Freshman standout DeNesha Stallworth, still only 17 years old, after her lengthy freshman season at Cal, led the Bears with 21 points, and also showed a knack for knocking down big shots under the pressure of the shot clock. Meier felt her undersized Hurricanes were in position to contest Stallworth’s shots, but she was often too quick, shooting before the defense could react.
Fellow freshman Eliza Pierre and Gennifer Brandon also had big games as Cal got 21 of their 29 made baskets from the five freshmen that played. Brandon also grabbed 12 rebounds as the Bears outboarded Miami 39-31.
In Cal’s run to the WNIT championship, they won their final five games all by double-digits and grabbed an incredible 93 more rebounds than their opponents in the six-game run, as their size and physical ability mattered far more than their lack of experience. The smaller Hurricanes came in averaging 75 points a game in their WNIT run, but managed only 23 in the first half as Cal’s length bothered the Miami shooters.

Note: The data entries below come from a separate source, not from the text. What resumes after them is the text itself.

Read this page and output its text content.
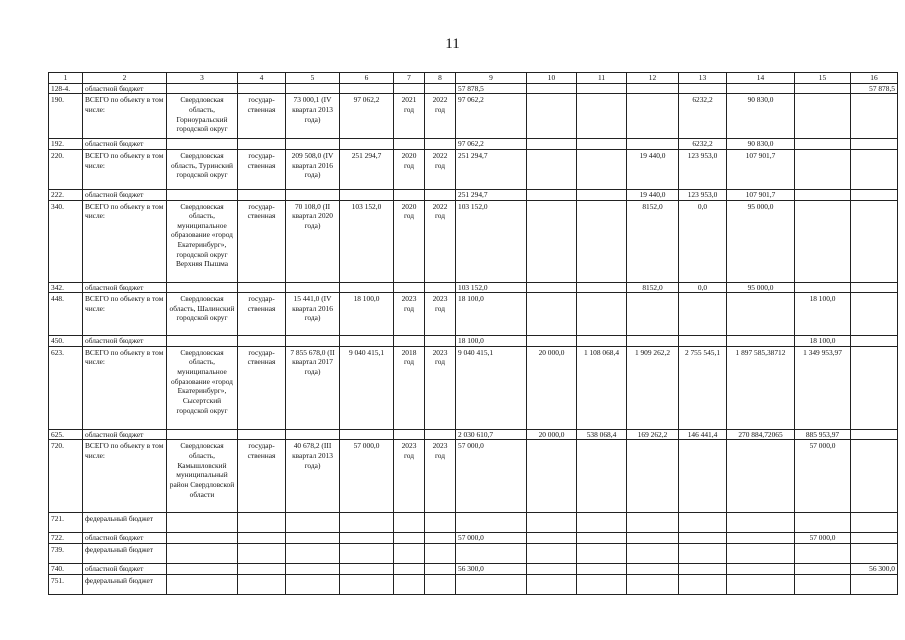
11
1	2	3	4	5	6	7	8	9	10	11	12	13	14	15	16
128-4.	областной бюджет							57 878,5							57 878,5
190.	ВСЕГО по объекту в том числе:	Свердловская область, Горноуральский городской округ	государ-ственная	73 000,1 (IV квартал 2013 года)	97 062,2	2021 год	2022 год	97 062,2				6232,2	90 830,0		
192.	областной бюджет							97 062,2				6232,2	90 830,0		
220.	ВСЕГО по объекту в том числе:	Свердловская область, Туринский городской округ	государ-ственная	209 508,0 (IV квартал 2016 года)	251 294,7	2020 год	2022 год	251 294,7			19 440,0	123 953,0	107 901,7		
222.	областной бюджет							251 294,7			19 440,0	123 953,0	107 901,7		
340.	ВСЕГО по объекту в том числе:	Свердловская область, муниципальное образование «город Екатеринбург», городской округ Верхняя Пышма	государ-ственная	70 108,0 (II квартал 2020 года)	103 152,0	2020 год	2022 год	103 152,0			8152,0	0,0	95 000,0		
342.	областной бюджет							103 152,0			8152,0	0,0	95 000,0		
448.	ВСЕГО по объекту в том числе:	Свердловская область, Шалинский городской округ	государ-ственная	15 441,0 (IV квартал 2016 года)	18 100,0	2023 год	2023 год	18 100,0						18 100,0	
450.	областной бюджет							18 100,0						18 100,0	
623.	ВСЕГО по объекту в том числе:	Свердловская область, муниципальное образование «город Екатеринбург», Сысертский городской округ	государ-ственная	7 855 678,0 (II квартал 2017 года)	9 040 415,1	2018 год	2023 год	9 040 415,1	20 000,0	1 108 068,4	1 909 262,2	2 755 545,1	1 897 585,38712	1 349 953,97	
625.	областной бюджет							2 030 610,7	20 000,0	538 068,4	169 262,2	146 441,4	270 884,72065	885 953,97	
720.	ВСЕГО по объекту в том числе:	Свердловская область, Камышловский муниципальный район Свердловской области	государ-ственная	40 678,2 (III квартал 2013 года)	57 000,0	2023 год	2023 год	57 000,0						57 000,0	
721.	федеральный бюджет														
722.	областной бюджет							57 000,0						57 000,0	
739.	федеральный бюджет														
740.	областной бюджет							56 300,0							56 300,0
751.	федеральный бюджет														
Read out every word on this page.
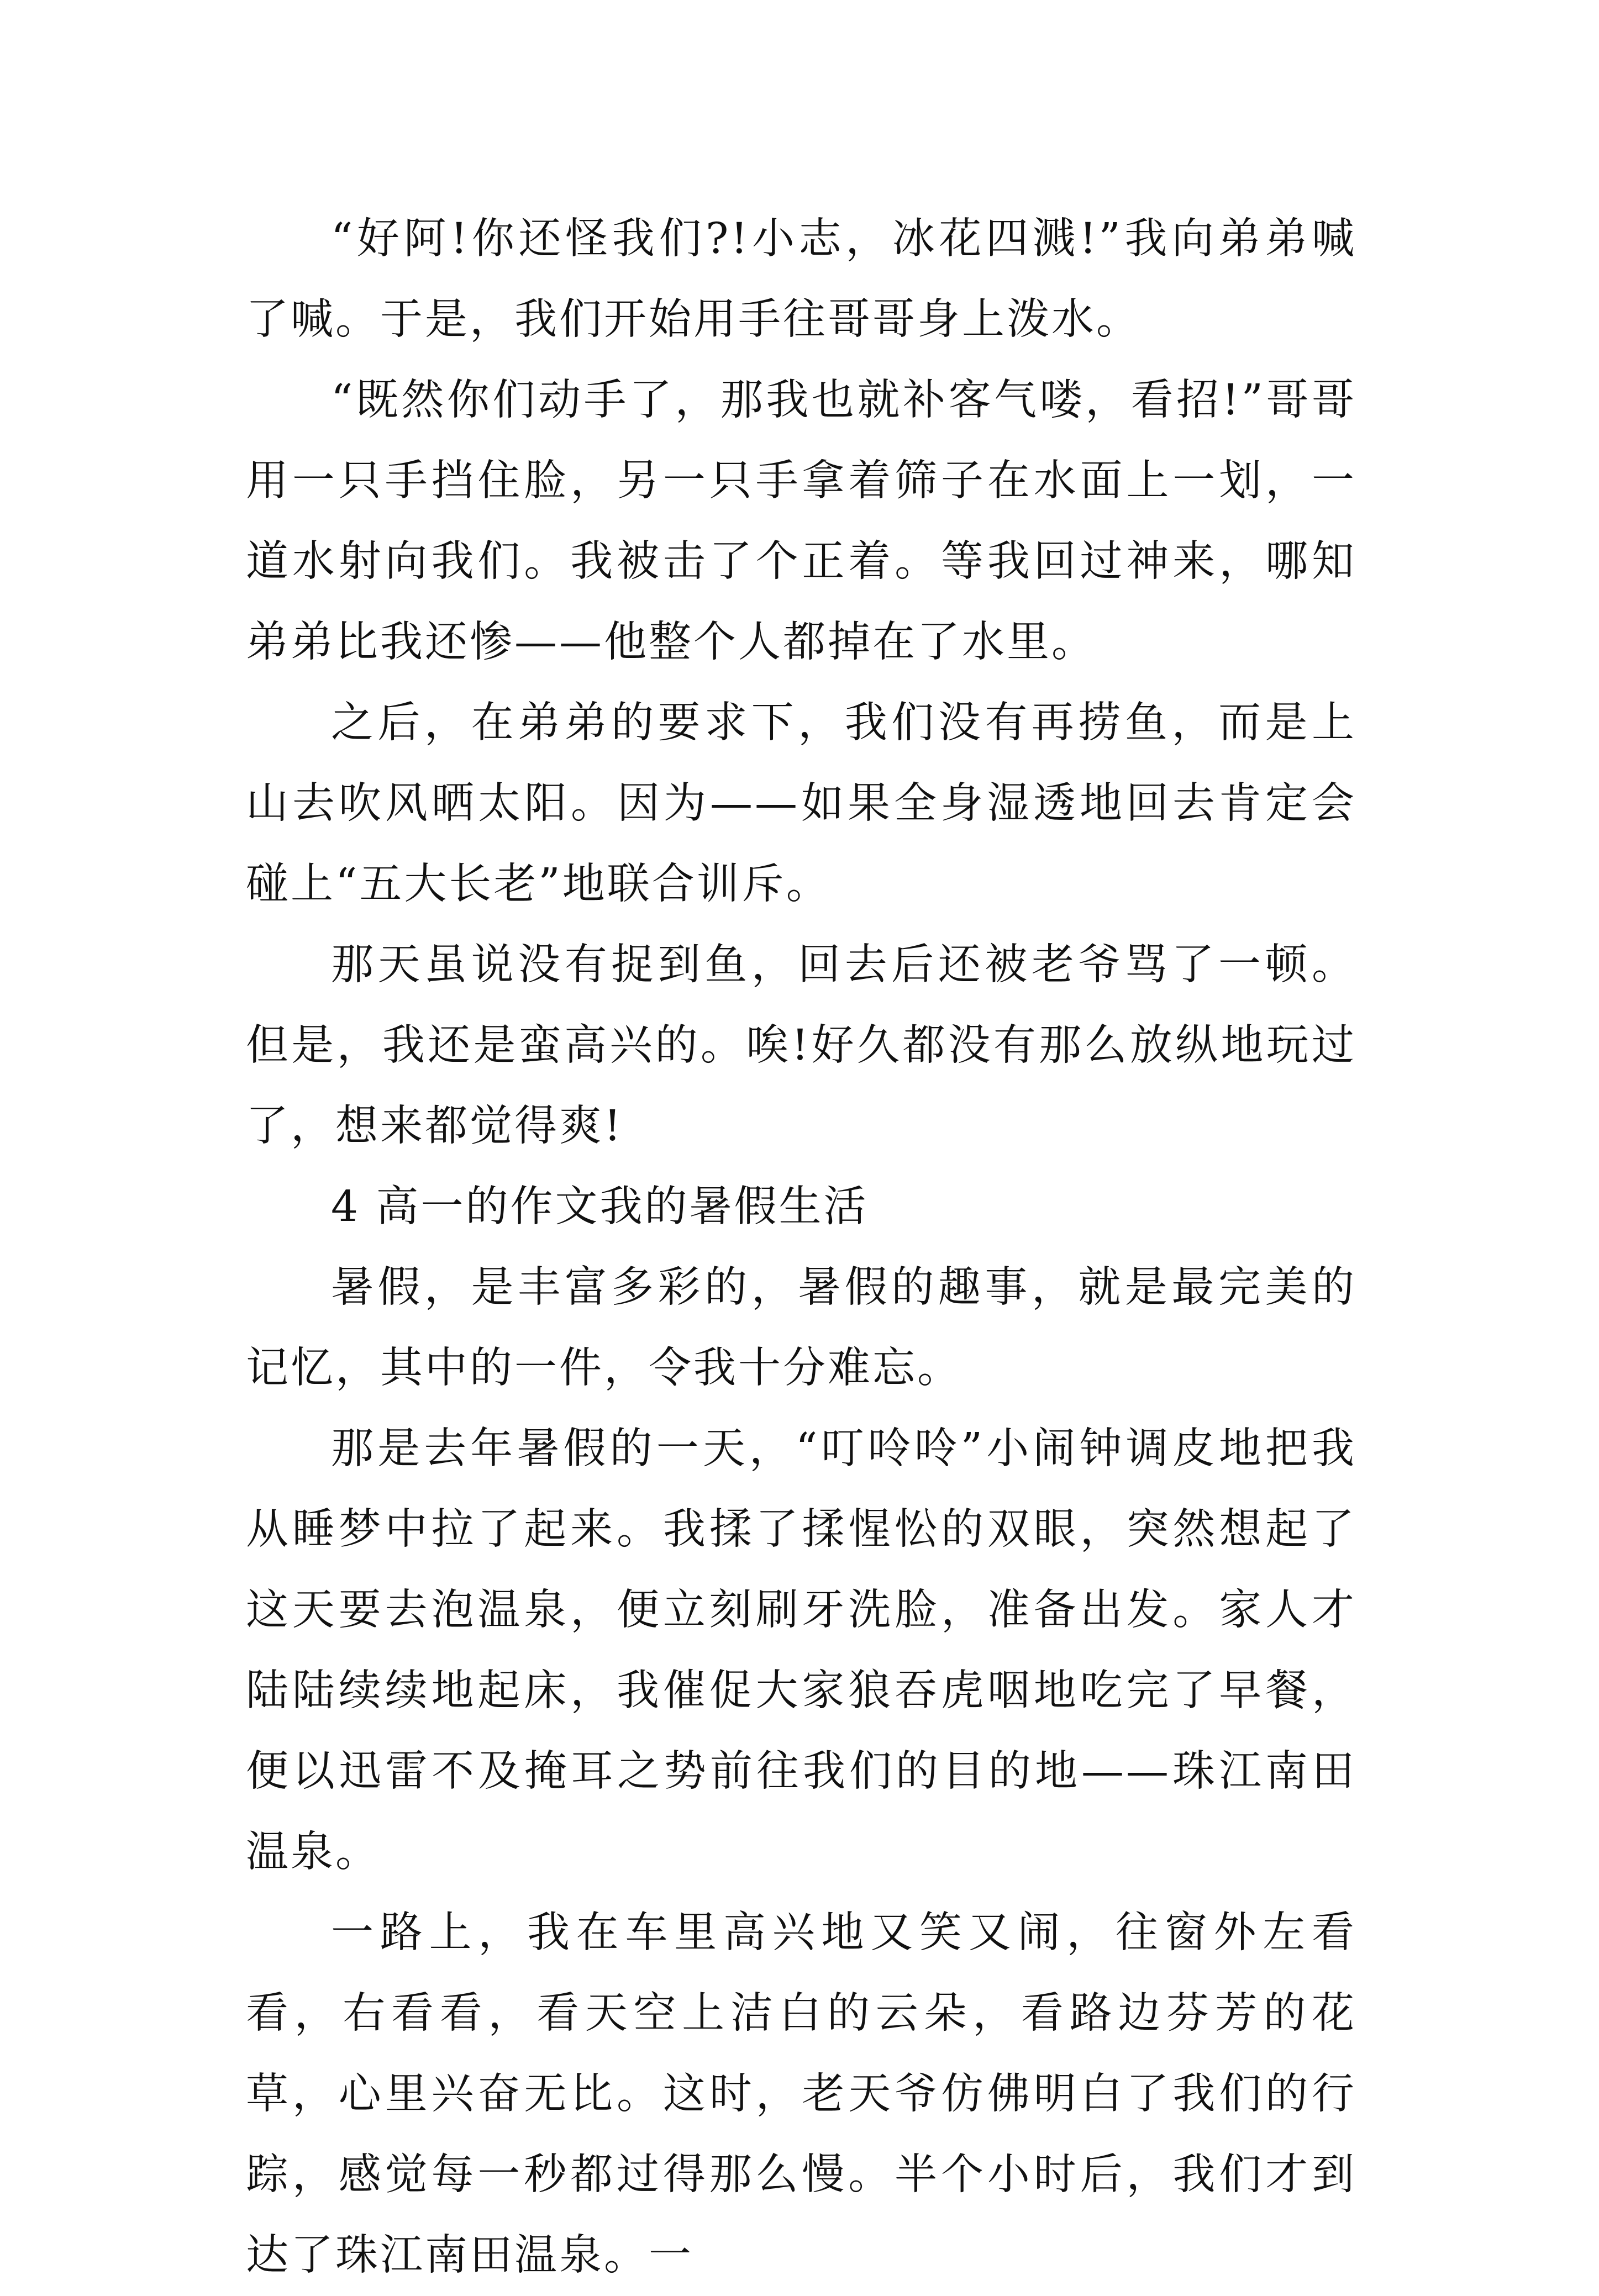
“好阿!你还怪我们?!小志，冰花四溅!”我向弟弟喊了喊。于是，我们开始用手往哥哥身上泼水。

“既然你们动手了，那我也就补客气喽，看招!”哥哥用一只手挡住脸，另一只手拿着筛子在水面上一划，一道水射向我们。我被击了个正着。等我回过神来，哪知弟弟比我还惨——他整个人都掉在了水里。

之后，在弟弟的要求下，我们没有再捞鱼，而是上山去吹风晒太阳。因为——如果全身湿透地回去肯定会碰上“五大长老”地联合训斥。

那天虽说没有捉到鱼，回去后还被老爷骂了一顿。但是，我还是蛮高兴的。唉!好久都没有那么放纵地玩过了，想来都觉得爽!

4 高一的作文我的暑假生活

暑假，是丰富多彩的，暑假的趣事，就是最完美的记忆，其中的一件，令我十分难忘。

那是去年暑假的一天，“叮呤呤”小闹钟调皮地把我从睡梦中拉了起来。我揉了揉惺忪的双眼，突然想起了这天要去泡温泉，便立刻刷牙洗脸，准备出发。家人才陆陆续续地起床，我催促大家狼吞虎咽地吃完了早餐，便以迅雷不及掩耳之势前往我们的目的地——珠江南田温泉。

一路上，我在车里高兴地又笑又闹，往窗外左看看，右看看，看天空上洁白的云朵，看路边芬芳的花草，心里兴奋无比。这时，老天爷仿佛明白了我们的行踪，感觉每一秒都过得那么慢。半个小时后，我们才到达了珠江南田温泉。一
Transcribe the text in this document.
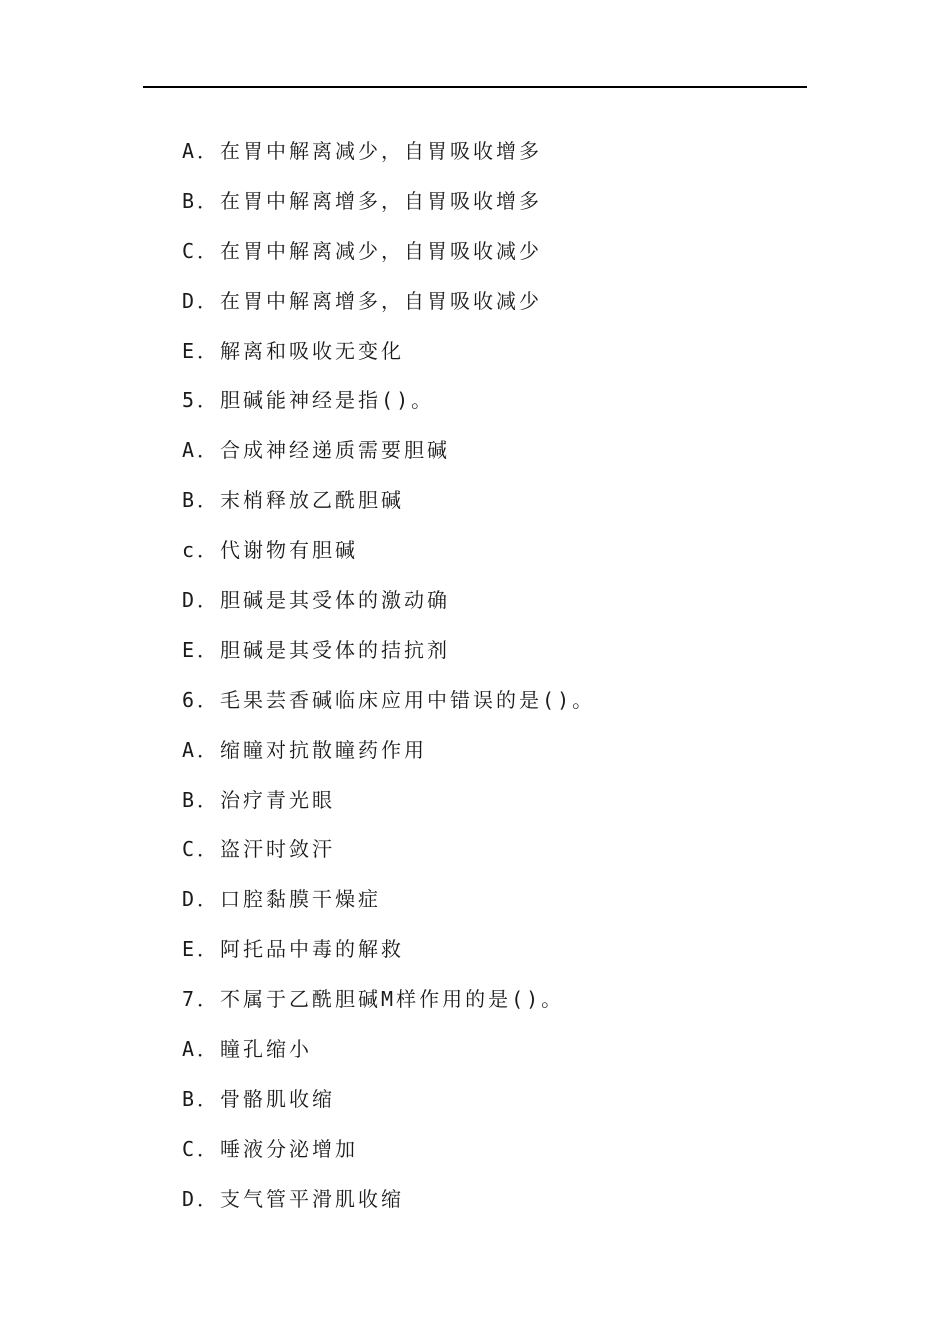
A．在胃中解离减少，自胃吸收增多
B．在胃中解离增多，自胃吸收增多
C．在胃中解离减少，自胃吸收减少
D．在胃中解离增多，自胃吸收减少
E．解离和吸收无变化
5．胆碱能神经是指()。
A．合成神经递质需要胆碱
B．末梢释放乙酰胆碱
c．代谢物有胆碱
D．胆碱是其受体的激动确
E．胆碱是其受体的拮抗剂
6．毛果芸香碱临床应用中错误的是()。
A．缩瞳对抗散瞳药作用
B．治疗青光眼
C．盗汗时敛汗
D．口腔黏膜干燥症
E．阿托品中毒的解救
7．不属于乙酰胆碱M样作用的是()。
A．瞳孔缩小
B．骨骼肌收缩
C．唾液分泌增加
D．支气管平滑肌收缩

Still the Hurricanes, who finished tied for 10th in the Atlantic Coast Conference at 4-10, concluded their most successful season ever with a spirited rally, coming within nine points, down 66-57, with 3:38 remaining. But Cal held on as Stallworth and senior Natasha Vital hit big baskets down the stretch.
Now Cal welcomes its’ second consecutive top-ten recruiting class in hopes of challenging Stanford for supremacy in the Pac-10, and in trying to return to the NCAA’s after missing the tournament for the first time in five years. Not bad for a school that had little significant women’s basketball history just six years ago when Boyle arrived.
Miami returns sophomores Shenise Johnson and Williams, along with freshman Stefanie Yderstrom in hopes of moving into the upper division in the ultra competive ACC. The trio of young Miami players combined to score 47 of their 61 points on Saturday.